Closing Out the Year
November 17, 2013
Autumn—my favorite season of the year. It always reminds me of my childhood in Mississippi, when my sister and I would scoot along the ground picking up pecans that fell from the four trees in our back yard. We would fill paper bags with them, then earn a whopping 35 cents a pound at the Pecan Exchange. My mother always made the best chili in the fall, too, and I had a November birthday, so there would be a cake of my choosing, usually chocolate with white frosting. We started wearing our corduroy skirts and “dark cotton” dresses in November, and we quit dawdling on our way to school and walked briskly on those nippy mornings. Hayrides and wiener roasts for all the church kids, scavenger hunts down by the river, spooky Halloween parties where you had to put your hand inside a paper bag and touch oozy, creepy things, and then Thanksgiving, soon followed by Christmas—for sure, the months of October, November, and December were the best way to close out the year.And they still are. The leaves here in South Carolina have been especially vibrant this fall, and have peaked a little later than usual. Even today, in mid-November, there are reds and golds everywhere I look.
I wrote the first paragraph of this newsletter several weeks ago, but I mean to finish it today. We have only seven more class days until Thanksgiving break, and after that the rest of the semester is always a blur. My students will be writing in-class essays and turning in their final poems during the next week, so I'll have plenty of grading to do.
In July I wrote about our brand-new grandson, Kjell (pronounced Key-ell), and our anticipation of getting to meet him for the first time. That visit came to pass, and he brought his parents and 4-year-old sister along with him from Indiana for a wonderful week at our house. We had a delightful, memorable time getting acquainted, and it was such fun just to sit and hold him. He's a cuddly little guy and loves to be where the action is. His latest pastime is sitting in a doorway in his Johnny-Jump-Up, laughing as he bobs up and down. His big sister continues to charm us all with her sweet smile, inexhaustible energy, and comical commentary on life. And their parents--well, they're pretty special, too. Our son, Jess, is in his second year of doctoral work in music composition at Indiana University, and our dear daughter-in-law, Kalyn, is still working her fulltime office position for a corporation in Bloomington.
They're headed south again in only a few days and will spend Thanksgiving week with us, so we're eager beyond words to see them all. We also plan to spend several days with them over Christmas break, first in Indiana and later in Virginia--blessing upon blessing!

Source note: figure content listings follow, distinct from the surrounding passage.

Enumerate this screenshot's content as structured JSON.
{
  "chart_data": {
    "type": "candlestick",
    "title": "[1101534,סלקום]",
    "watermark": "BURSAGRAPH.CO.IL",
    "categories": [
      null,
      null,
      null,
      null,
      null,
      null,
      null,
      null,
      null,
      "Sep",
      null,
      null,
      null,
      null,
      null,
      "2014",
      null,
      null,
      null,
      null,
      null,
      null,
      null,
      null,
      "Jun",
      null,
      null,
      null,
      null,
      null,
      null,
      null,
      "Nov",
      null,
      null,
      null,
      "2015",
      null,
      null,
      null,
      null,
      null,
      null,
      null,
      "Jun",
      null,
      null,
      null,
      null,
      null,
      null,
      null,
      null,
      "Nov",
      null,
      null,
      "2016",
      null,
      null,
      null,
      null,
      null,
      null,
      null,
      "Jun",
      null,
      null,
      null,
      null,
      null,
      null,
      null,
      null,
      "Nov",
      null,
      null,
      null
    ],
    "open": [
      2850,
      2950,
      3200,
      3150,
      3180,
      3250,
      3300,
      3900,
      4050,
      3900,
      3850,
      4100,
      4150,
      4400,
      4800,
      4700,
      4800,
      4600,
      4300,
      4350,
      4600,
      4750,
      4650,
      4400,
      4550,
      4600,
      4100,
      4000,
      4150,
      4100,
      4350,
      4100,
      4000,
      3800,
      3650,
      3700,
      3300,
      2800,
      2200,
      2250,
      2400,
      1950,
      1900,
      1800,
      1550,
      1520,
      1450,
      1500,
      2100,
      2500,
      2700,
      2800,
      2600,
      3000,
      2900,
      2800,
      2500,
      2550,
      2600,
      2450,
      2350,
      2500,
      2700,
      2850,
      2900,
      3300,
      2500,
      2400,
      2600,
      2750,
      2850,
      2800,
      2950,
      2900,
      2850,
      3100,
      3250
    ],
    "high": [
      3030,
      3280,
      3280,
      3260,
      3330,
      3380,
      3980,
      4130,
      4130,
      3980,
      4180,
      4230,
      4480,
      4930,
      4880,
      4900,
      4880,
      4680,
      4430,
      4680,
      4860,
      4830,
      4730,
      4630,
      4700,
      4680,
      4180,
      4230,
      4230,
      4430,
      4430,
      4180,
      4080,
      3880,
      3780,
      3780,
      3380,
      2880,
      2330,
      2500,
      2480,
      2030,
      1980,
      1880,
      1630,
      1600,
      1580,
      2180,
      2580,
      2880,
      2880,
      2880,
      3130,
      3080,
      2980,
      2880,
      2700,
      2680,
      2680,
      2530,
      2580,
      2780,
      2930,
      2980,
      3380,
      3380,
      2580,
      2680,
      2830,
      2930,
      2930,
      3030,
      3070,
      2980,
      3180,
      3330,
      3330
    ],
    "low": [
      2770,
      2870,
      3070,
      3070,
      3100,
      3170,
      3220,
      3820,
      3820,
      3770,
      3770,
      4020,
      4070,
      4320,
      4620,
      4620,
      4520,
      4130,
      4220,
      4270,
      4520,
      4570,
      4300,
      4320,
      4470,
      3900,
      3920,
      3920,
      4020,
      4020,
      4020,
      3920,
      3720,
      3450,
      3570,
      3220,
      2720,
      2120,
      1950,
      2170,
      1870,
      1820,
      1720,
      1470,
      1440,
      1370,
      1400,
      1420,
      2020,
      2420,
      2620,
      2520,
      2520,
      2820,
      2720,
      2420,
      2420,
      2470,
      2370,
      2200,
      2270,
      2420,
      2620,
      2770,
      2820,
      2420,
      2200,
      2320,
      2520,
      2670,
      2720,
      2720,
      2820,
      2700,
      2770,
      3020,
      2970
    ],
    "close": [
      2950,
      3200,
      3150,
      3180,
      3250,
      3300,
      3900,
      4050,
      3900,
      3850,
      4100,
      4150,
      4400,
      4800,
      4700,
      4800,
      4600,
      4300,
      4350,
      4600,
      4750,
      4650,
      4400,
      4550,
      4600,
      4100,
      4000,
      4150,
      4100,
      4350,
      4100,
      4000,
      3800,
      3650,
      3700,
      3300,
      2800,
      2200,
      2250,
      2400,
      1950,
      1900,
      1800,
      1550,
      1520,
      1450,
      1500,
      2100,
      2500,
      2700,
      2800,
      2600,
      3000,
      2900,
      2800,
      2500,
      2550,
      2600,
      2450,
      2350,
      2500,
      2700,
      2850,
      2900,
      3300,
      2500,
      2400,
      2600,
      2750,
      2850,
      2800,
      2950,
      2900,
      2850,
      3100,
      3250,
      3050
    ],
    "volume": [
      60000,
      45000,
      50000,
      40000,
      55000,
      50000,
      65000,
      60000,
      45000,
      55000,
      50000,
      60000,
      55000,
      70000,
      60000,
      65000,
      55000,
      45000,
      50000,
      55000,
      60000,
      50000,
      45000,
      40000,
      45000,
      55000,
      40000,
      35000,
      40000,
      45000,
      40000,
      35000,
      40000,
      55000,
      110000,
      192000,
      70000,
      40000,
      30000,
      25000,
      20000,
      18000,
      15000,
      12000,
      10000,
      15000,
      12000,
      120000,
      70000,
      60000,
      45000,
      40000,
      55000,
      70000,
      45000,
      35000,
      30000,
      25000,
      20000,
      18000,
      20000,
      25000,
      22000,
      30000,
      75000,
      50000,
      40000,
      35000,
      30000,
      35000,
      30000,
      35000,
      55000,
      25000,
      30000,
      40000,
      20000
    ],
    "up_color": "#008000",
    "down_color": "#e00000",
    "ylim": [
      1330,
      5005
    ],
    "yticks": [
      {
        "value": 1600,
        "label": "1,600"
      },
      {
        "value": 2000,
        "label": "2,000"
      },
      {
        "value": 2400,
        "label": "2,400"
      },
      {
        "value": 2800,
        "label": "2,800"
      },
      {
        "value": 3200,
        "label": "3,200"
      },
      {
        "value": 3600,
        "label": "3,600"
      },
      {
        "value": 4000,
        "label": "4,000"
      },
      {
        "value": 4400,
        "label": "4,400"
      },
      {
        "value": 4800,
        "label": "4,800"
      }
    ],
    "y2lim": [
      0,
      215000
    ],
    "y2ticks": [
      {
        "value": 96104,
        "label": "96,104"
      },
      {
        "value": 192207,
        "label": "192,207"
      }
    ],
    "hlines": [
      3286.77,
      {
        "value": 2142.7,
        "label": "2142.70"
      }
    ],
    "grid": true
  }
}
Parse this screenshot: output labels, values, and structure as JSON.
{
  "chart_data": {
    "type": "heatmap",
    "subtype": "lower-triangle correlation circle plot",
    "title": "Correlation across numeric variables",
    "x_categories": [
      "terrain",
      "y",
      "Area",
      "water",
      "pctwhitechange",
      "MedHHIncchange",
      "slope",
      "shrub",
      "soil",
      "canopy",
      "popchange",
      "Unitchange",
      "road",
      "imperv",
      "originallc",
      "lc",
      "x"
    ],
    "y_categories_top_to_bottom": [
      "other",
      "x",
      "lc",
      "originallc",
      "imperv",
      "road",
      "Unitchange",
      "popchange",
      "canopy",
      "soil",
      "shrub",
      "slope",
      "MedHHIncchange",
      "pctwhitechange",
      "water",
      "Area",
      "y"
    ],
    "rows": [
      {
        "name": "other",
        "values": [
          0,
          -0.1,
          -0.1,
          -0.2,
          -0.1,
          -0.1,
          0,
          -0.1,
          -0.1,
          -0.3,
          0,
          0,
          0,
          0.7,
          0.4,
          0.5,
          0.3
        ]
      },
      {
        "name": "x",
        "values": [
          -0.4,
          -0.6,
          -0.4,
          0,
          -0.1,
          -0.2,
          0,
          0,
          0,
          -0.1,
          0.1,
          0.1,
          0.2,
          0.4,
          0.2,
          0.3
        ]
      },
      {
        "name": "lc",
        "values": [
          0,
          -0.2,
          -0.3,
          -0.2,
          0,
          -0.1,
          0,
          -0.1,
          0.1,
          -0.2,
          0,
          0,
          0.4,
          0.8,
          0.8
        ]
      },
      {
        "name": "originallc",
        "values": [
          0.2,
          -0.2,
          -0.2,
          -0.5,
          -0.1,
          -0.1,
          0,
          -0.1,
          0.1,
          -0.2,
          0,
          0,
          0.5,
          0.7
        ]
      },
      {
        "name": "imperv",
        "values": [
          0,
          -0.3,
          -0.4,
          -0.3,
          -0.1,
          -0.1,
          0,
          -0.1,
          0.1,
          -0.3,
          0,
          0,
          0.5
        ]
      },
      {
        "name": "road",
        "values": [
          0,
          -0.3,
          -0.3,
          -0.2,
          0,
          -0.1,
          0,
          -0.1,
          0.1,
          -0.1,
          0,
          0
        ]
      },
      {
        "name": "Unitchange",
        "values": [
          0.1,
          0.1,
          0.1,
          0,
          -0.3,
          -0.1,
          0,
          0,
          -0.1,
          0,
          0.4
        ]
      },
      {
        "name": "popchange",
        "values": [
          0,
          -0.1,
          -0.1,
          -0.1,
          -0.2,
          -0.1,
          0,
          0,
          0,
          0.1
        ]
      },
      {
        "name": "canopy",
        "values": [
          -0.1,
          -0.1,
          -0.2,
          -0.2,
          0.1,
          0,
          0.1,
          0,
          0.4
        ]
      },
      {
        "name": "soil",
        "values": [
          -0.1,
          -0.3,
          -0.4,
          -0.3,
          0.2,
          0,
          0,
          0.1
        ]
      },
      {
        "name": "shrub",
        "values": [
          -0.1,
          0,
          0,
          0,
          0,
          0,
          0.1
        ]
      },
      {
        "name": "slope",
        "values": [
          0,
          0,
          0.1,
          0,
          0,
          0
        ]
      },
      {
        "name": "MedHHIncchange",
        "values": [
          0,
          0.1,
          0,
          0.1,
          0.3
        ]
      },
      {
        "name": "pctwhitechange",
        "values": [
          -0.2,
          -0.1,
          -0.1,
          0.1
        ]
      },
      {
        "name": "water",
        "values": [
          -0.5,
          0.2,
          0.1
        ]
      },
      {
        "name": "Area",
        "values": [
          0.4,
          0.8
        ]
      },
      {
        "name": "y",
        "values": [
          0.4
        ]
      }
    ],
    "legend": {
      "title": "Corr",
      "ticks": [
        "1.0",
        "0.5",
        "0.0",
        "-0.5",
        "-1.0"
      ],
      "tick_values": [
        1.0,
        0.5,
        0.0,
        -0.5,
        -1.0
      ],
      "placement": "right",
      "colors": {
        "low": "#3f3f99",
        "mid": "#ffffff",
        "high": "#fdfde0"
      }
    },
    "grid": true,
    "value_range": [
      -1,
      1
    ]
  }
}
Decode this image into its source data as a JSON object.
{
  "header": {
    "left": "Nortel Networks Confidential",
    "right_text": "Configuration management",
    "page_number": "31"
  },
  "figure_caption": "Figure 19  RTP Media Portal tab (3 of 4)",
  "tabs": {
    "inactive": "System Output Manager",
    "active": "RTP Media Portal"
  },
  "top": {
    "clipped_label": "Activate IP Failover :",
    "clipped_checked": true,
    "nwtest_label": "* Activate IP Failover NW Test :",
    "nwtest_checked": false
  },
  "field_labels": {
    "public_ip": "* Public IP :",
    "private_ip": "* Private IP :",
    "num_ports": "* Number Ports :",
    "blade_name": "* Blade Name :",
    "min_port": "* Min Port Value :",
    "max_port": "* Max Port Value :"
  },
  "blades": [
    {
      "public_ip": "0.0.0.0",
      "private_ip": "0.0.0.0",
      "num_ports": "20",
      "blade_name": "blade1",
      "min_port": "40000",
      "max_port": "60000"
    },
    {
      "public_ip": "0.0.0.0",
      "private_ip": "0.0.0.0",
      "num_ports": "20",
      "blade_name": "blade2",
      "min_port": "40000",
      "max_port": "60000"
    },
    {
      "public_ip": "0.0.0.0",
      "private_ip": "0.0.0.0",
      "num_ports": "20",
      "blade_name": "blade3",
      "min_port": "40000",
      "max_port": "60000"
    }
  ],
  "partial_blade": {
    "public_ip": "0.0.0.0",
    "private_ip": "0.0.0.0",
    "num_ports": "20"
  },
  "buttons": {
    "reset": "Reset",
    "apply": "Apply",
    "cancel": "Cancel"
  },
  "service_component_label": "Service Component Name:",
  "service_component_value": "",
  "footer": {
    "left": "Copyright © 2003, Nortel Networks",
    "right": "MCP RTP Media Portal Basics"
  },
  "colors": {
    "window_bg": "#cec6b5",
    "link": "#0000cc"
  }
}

As far as book news, my seven previous titles seem to be doing well in electronic format, AND my new manuscript is now officially scheduled for September 2014. It seems like a long way off, but I'm very grateful for my new editor and the amazing progress she's made in getting things to happen after so many delays. I've now worked through all the chapters again (it had been well over a year since I had last read it), and we'll be ready to start final editing after the first of the year. The tentative title is "To See the Moon Again" (alluding to a line from Dante--"to see the sky again"), but I've learned by now that titles are never firm until the book actually rolls off the press. Oh, the stories I could tell about negotiations over titles.
So that's the news from South Carolina. Many thanks to those of you who have written me. I try to respond to every email, so if you wrote a note on my contact page and didn't hear back, please let me know. Have a blessed Thanksgiving and Christmas!